Chapter 3 Guidance to answering the end-of-chapter questions

The Nature of the British Constitution

1. In no more than 150 words, explain the purpose of a constitution.

  • Constitutions come in many shapes and sizes but focus on what a constitution is for, rather than what it might look like. What is it that you understand that constitutions do?
  • As a starting point, constitutions describe the way in which the state is set up and should function. Is this all that constitutions do?
  • Are constitutions value-neutral? Or do they also give effect to principles upon which the state is founded?
  • Once you have written your 150 words, check your draft against what other commentators argued to see what you agree or disagree with. You will find extracts of those arguments at pp. 50–51.

2. List the ways in which a constitution may be classified and define what each of the terms means.

  • Think about the different form and structures of constitutions.
  • Some constitutions contain a body of constitutional law in a single document. How might you refer to these constitutions?
  • Other constitutions are made up from a collection of different sources. Can you recall the terms for those?
  • Can you remember how the constitutions of different countries are classified? How would you classify the UK constitution?
  • If you are not clear on the different terms, turn to pp. 52–56 for a refresher.

3. To what extent is it more accurate to describe a constitution as the founding document of the state than as the principles and laws that underpin and legitimise the state?

  • Think about the earliest known examples of Western written constitutions such as the US Constitution and the French Declaration of the Rights of Man. What events preceded these constitutions? Would you say that these documents set out the founding principles of each state?
  • Did all countries develop constitutions in these ways? What do you remember about the history of the UK constitution? Think back to the explanation given by Tomkins on p. 53.
  • With all this in mind, do you think that all constitutions can be described as founding documents of state? If not, what is it that all constitutions do have in common?

4. To what extent do you agree that the mode of the constitution is less important than its content?

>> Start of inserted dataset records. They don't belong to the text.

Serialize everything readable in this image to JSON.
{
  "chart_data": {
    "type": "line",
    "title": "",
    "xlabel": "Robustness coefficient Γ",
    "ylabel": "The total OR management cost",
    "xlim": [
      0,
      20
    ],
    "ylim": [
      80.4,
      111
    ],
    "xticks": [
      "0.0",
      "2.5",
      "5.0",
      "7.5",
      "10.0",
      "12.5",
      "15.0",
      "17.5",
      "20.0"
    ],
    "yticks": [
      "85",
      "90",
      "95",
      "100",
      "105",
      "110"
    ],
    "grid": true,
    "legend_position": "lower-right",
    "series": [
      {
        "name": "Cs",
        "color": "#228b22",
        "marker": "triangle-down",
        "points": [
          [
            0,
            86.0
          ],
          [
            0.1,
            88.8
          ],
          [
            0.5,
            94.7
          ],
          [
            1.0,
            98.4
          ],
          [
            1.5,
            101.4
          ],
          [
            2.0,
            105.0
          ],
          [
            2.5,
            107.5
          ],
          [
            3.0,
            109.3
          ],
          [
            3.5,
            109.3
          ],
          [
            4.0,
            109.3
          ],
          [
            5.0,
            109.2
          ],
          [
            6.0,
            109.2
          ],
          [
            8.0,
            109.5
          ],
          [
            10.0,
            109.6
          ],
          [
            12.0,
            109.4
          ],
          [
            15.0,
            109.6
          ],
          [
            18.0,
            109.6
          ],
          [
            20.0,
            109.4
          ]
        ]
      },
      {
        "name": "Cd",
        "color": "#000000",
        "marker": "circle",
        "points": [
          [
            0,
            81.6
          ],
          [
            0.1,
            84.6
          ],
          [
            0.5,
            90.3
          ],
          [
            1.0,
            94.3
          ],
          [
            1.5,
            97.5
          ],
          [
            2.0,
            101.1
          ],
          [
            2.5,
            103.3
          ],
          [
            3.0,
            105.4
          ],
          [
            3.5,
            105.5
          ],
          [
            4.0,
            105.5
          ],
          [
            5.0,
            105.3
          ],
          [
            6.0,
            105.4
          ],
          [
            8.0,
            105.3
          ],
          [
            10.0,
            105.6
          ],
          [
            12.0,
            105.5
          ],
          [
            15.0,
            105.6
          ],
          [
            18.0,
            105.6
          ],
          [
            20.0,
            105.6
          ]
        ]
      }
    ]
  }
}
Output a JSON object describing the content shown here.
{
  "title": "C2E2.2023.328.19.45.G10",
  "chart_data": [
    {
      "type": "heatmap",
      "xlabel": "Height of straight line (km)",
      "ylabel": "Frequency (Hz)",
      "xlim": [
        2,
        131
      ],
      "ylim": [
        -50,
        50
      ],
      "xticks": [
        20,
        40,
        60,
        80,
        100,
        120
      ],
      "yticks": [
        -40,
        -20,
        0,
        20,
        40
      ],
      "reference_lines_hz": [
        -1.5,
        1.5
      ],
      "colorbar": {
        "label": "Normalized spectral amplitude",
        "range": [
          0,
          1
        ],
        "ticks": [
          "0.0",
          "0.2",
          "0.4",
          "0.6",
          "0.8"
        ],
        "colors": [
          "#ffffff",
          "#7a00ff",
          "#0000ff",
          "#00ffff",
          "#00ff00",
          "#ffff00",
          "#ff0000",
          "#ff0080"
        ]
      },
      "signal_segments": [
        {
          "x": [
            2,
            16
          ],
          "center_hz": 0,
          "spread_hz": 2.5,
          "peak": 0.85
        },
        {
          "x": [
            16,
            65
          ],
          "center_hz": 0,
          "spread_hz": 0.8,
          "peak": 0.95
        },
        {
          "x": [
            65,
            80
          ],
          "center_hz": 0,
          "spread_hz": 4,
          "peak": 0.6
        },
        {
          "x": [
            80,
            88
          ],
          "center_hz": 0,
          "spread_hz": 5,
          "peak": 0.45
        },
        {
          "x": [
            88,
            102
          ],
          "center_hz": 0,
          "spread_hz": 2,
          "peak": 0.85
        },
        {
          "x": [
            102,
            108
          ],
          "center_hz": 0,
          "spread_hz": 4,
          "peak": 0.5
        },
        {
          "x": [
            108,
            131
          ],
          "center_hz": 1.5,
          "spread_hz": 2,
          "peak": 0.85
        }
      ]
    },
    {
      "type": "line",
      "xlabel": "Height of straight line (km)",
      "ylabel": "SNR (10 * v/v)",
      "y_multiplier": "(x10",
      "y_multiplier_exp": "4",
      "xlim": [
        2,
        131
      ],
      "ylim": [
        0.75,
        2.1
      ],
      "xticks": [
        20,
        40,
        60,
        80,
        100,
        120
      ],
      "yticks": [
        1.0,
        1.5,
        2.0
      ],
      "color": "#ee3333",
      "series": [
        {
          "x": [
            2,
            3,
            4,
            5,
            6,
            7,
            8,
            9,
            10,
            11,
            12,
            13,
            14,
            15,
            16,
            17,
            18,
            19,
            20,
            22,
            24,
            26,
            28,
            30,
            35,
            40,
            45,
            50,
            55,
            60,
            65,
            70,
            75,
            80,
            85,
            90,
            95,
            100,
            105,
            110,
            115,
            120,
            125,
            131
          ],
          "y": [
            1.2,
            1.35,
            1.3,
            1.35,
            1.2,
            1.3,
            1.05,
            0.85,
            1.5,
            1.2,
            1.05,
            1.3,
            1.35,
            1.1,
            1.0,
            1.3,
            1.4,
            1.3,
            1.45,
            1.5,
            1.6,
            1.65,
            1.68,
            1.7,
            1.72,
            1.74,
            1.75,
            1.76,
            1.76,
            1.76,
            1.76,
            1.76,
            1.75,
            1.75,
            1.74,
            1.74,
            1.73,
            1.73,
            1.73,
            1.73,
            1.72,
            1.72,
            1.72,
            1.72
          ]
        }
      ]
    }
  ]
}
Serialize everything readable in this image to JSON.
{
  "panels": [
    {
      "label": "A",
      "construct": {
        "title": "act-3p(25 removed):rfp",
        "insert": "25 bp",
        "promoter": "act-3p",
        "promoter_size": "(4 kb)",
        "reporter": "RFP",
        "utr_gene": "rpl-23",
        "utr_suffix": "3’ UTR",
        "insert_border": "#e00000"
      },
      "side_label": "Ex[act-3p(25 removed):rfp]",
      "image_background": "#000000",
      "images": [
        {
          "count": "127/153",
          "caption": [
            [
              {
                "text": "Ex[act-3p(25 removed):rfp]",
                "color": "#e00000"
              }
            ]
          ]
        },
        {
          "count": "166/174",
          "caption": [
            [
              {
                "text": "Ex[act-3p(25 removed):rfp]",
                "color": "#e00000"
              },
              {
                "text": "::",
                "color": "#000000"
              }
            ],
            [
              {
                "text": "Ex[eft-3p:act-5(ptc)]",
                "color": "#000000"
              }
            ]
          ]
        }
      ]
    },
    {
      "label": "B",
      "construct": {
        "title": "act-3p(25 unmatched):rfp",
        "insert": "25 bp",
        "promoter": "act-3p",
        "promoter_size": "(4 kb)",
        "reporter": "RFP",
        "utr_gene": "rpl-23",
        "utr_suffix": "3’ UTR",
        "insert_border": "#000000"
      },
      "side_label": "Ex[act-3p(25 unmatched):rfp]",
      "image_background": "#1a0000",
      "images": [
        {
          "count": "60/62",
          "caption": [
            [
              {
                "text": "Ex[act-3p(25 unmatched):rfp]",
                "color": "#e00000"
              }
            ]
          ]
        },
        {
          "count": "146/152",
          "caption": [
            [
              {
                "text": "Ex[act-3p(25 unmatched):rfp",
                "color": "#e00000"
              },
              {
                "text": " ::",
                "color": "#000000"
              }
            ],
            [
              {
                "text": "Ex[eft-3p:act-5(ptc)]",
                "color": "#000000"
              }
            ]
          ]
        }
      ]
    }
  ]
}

  • Before you think about the mode of the constitution, think again about the purpose or role of a constitution.
  • Do you think that the purpose of a constitution is better served if the constitution takes a particular form? For example, if the main purpose of a constitution is to set out the framework of state, is it necessary that constitutions be written? Or can an unwritten or uncodified constitution still fulfil that purpose?
  • For another example, think about another purpose of constitutions: setting out the rights of citizens or subjects. Is the nature of such rights more or less important than the form a constitution takes?
  • You can find help on these points at pp. 53–54.

5. To what extent do political and legal mechanisms to enforce constitutions differ? Which do you consider to be more effective and why?

  • What do you think is meant by a ‘political’ mechanism? What bodies or powers of state do you think would be involved in politically enforcing the UK constitution?
  • What do you think is meant by ‘legal’ mechanisms to enforce constitutions? What bodies or powers of state do you expect to be carrying out the work of legally enforcing a constitution?
  • When thinking about this, consider whether different enforcement mechanisms might be more appropriate for different kinds of constitutions or different elements of a constitution.
  • In the UK, you have learned that the constitution is made up of a number of different sources. Can you remember what a ‘constitutional convention’ is and do you think that a political or legal enforcement mechanism is likely to be more appropriate or effective for these? Refer back to p. 60 if you are unsure how to explain a ‘constitutional convention’.
  • It is not possible to legally enforce the constitution against the legislature in the UK, meaning that primary legislation cannot be challenged in court. Can you think of any reasons why it might be undesirable to make the constitution justiciable against the legislature? Think about how it might affect the balance of powers between unelected judges and elected members of the legislature. If you are not sure, look back to p. 64.

6. Explain the main proposals for reform of the British constitution since 1990. What difference, if any, do you think each of these would make in real terms?

  • Do you remember what the ‘Macdonald constitution’ refers to and what sorts of things were proposed?
  • What can you remember about Tony Benn’s Commonwealth of Britain Bill and how it compared to the Macdonald constitution?
  • How did the ‘Constitution of the United Kingdom’ test published by the Public Policy Research think tank compare to the MacDonald constitution or the text developed by Tony Benn?
  • What does the word ‘entrenched’ mean and what difference do you think it makes if a bill of rights is or is not entrenched?
  • To jog your memory about these reform proposals, look at Oliver’s explanations at pp. 65–67.
  • Were any of these proposals reflected in the constitutional reforms brought in by the Labour Government, elected in 1997? See p. 68 for help with this.